実の親との縁を切りたい!
Q.私は、小さい頃から両親と仲が悪く、高校を卒業して直ぐに家を出て、以来20年間、両親と連絡をとっていません。しかし、最近両親が私を探し出して、経済的援助を要求してきています。両親と縁を切りたいのですが、可能でしょうか。
A.実の親子の縁は切れない!
ドラマや映画では「親子の縁を切る」、「勘当する」と言って関係を断つシーンを見かけますが、残念ながら実の親子の縁を法的に切ることはできません。養子であれば離縁をすれば養親との法的な親子関係を解消できますが、実の親子では認められません。
相続との関係では、遺留分を有する相続人の著しい非行(虐待をする、重大な侮辱を加えるなど)を理由に、相続人の廃除を家庭裁判所に請求できますが、その他の面ではこのような制度は存在しません。
親子である限り、 能力と必要性に応じた扶養義務がある!
親子関係を切れないとすると、親子の間にはお互いを助け合い、扶養する義務がありますので、親が子に経済的援助を求めてくれば、親の扶養の必要性と、子の扶養能力次第で、援助をしなければならないことがあります。

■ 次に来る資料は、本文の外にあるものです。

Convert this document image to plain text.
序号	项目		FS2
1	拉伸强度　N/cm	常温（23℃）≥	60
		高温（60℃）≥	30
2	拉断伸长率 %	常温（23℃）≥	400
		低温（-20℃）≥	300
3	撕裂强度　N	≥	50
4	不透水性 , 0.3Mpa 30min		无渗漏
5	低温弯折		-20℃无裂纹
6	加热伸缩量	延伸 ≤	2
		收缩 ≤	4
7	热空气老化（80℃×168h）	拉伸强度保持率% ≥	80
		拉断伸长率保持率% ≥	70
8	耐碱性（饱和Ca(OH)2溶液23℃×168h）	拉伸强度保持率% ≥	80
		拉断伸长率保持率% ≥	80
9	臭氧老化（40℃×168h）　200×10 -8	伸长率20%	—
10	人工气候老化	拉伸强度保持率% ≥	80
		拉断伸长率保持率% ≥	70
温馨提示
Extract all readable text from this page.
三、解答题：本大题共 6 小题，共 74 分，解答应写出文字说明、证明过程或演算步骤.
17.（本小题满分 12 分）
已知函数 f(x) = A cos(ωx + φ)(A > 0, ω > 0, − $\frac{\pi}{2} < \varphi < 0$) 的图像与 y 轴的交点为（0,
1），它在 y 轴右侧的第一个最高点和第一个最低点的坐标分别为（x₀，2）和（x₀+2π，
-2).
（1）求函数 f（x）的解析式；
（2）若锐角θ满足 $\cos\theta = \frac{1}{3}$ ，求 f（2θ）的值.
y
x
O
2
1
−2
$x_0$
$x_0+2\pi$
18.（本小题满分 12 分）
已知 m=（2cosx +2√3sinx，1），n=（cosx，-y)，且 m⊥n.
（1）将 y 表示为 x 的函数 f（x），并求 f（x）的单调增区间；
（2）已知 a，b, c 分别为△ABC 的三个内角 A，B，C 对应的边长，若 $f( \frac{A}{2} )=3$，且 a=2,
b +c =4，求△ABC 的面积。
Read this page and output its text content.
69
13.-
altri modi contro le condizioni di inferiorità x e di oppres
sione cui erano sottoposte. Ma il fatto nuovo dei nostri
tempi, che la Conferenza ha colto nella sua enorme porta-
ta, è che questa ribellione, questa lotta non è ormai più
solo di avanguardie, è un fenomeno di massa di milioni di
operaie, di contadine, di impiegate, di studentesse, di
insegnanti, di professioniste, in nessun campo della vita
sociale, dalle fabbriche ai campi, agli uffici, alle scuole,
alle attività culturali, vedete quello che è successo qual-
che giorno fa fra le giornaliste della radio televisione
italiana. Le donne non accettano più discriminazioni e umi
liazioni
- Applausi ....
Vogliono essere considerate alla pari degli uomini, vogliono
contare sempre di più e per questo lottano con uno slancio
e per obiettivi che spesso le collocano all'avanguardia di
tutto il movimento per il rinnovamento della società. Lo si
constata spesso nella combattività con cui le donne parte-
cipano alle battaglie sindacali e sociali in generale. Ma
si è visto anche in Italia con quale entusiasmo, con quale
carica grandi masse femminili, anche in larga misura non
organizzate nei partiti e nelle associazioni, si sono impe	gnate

もちろん、独立した成人の子の場合は、夫婦間や未成熟子と親との関係のように、扶養能力があれば自らの生活を犠牲にしても扶養義務を果たさなければならないというわけではなく、援助を求めてくる両親が、自らの能力では生活を維持することが困難な要扶養状態があることを前提に、子が自分の生活を維持して、なお余裕がある場合に限り、親の援助の要求に応じればよいことになっています。ですから、あなたが自分の生活に余裕がない場合には支援を断ることも可能です。
扶養に関する調停を申し立てて解決をはかる!
また、他に扶養義務者(両親の兄弟、あなたの兄弟など)がいる場合は、それらの方にも経済力に応じて扶養を求めることができますので、誰がどのくらい支援するかを話し合いで決めることになります。
関係者の間で話し合いが付かない場合は、家庭裁判所に扶養に関する調停を申し立てて話し合うことも可能ですし、話し合いがつかなければ裁判所が扶養の必要性や扶養義務者の資力、生活の程度などを調査したうえで、誰が、どのような方法で扶養をするかを審判で決定してくれます。